Now, there’s some stuff that needs to stick around, for example, God Rest Ye Merry Gentlemen, which may strike some readers as an odd choice, given my atheist leanings, but it is a beautiful tune (and is thus responsible for my capitalizing the ‘G’ in god, which I generally refuse to do). Plus, it hasn’t been done to death – the version in Mr. Bean’s Christmas special shows how well it still works. The animated Robbie the Reindeer specials are hilarious and should be classics – and shall be designated so once my regime takes office. Also, there was one on a week ago about Santa’s elves who were responsible for securing the scene before Santa’s arrival, that was a hilarious pastiche of Christmas cheer and Mission: Impossible-style antics. If anyone remembers the name of this, I’d appreciate it.

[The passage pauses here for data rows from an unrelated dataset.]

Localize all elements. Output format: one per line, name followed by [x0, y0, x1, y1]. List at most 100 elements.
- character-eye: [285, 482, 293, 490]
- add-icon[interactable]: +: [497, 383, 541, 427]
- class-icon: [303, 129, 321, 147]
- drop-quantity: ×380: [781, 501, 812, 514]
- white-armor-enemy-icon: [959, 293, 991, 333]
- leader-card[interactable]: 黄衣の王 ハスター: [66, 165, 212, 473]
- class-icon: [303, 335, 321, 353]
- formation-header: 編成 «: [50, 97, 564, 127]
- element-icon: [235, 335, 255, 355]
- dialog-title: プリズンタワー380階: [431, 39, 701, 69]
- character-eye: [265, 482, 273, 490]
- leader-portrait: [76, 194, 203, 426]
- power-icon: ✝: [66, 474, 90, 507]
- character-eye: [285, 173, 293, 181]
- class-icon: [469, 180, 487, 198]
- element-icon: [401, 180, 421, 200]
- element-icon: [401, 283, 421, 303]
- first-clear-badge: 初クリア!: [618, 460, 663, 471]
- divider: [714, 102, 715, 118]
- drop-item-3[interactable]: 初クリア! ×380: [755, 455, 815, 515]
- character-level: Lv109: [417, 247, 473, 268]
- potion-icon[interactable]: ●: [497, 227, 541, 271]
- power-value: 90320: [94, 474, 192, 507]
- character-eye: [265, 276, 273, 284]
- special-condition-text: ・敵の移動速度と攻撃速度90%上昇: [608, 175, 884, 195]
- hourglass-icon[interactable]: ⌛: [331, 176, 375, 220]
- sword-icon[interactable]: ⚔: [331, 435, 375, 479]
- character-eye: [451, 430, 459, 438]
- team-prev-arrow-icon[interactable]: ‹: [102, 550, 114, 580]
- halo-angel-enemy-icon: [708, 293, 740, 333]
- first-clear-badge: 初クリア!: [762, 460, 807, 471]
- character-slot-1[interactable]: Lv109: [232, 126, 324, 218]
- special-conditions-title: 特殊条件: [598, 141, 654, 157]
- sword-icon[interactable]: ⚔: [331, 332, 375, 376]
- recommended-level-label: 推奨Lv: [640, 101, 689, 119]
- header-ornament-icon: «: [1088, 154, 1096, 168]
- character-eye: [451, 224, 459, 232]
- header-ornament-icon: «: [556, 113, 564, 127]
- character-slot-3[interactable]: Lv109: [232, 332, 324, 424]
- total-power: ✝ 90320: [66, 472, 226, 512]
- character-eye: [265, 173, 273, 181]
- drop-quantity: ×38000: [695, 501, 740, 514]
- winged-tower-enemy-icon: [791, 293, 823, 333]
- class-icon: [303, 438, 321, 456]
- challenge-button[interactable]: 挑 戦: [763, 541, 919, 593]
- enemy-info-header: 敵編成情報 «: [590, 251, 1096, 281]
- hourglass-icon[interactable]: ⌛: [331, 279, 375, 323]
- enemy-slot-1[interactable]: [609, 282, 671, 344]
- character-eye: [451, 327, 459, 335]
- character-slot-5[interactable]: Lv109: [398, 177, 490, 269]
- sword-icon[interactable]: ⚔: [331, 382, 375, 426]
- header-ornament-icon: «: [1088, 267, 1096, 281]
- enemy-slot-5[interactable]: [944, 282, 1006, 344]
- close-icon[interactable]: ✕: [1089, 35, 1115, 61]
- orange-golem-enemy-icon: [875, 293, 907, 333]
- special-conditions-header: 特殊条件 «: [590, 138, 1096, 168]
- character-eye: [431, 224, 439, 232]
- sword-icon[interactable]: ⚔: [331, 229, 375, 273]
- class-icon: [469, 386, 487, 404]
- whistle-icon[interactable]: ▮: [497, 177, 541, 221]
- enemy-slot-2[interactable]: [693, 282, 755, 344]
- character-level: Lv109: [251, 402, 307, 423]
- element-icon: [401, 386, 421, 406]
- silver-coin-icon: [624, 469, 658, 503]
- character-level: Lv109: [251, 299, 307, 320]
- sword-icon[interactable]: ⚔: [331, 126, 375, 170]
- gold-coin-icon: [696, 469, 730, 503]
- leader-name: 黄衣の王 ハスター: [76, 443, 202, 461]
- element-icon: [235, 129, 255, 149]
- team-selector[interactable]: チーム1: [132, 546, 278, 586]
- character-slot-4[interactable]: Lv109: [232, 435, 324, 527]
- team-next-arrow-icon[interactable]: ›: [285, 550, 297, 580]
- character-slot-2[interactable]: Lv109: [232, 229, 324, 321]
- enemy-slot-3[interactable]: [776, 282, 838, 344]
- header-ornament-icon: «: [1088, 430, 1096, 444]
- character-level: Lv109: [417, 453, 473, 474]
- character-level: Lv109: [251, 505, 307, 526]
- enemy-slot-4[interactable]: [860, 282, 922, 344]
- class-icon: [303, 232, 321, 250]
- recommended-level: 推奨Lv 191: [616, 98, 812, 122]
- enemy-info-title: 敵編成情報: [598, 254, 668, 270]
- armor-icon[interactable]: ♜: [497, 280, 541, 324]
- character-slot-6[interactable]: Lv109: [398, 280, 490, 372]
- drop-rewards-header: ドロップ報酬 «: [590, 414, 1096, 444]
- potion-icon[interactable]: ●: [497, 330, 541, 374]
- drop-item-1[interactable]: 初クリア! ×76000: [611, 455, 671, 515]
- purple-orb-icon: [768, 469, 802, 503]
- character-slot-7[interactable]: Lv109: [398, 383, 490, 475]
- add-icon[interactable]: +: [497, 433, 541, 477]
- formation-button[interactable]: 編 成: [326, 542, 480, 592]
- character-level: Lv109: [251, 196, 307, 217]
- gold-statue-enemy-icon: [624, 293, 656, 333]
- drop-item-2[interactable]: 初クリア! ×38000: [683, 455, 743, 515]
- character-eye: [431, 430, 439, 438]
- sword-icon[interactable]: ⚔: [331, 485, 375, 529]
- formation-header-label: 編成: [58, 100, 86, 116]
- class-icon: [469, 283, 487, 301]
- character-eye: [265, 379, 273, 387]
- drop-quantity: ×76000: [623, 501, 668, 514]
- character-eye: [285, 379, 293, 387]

Anyway, this is a partial list at best, and I invite everyone to vent their anger and put in two cents’ worth of cheer or venom, whatever works for you.
Oh, and what do I want for xmas? The opportunity to write for publication. A column, a commentary, whatever – I’d just appreciate the opportunity. I’m hoping one or more of our readers could help me out with that. Pointers, names, or just a straight up chance to establish myself, that’s all I need. Blatant plug complete, thank you for your patience.
Happy Holidays to my esteemed colleagues, and particularly to our readers, without whom we would just be talking to ourselves.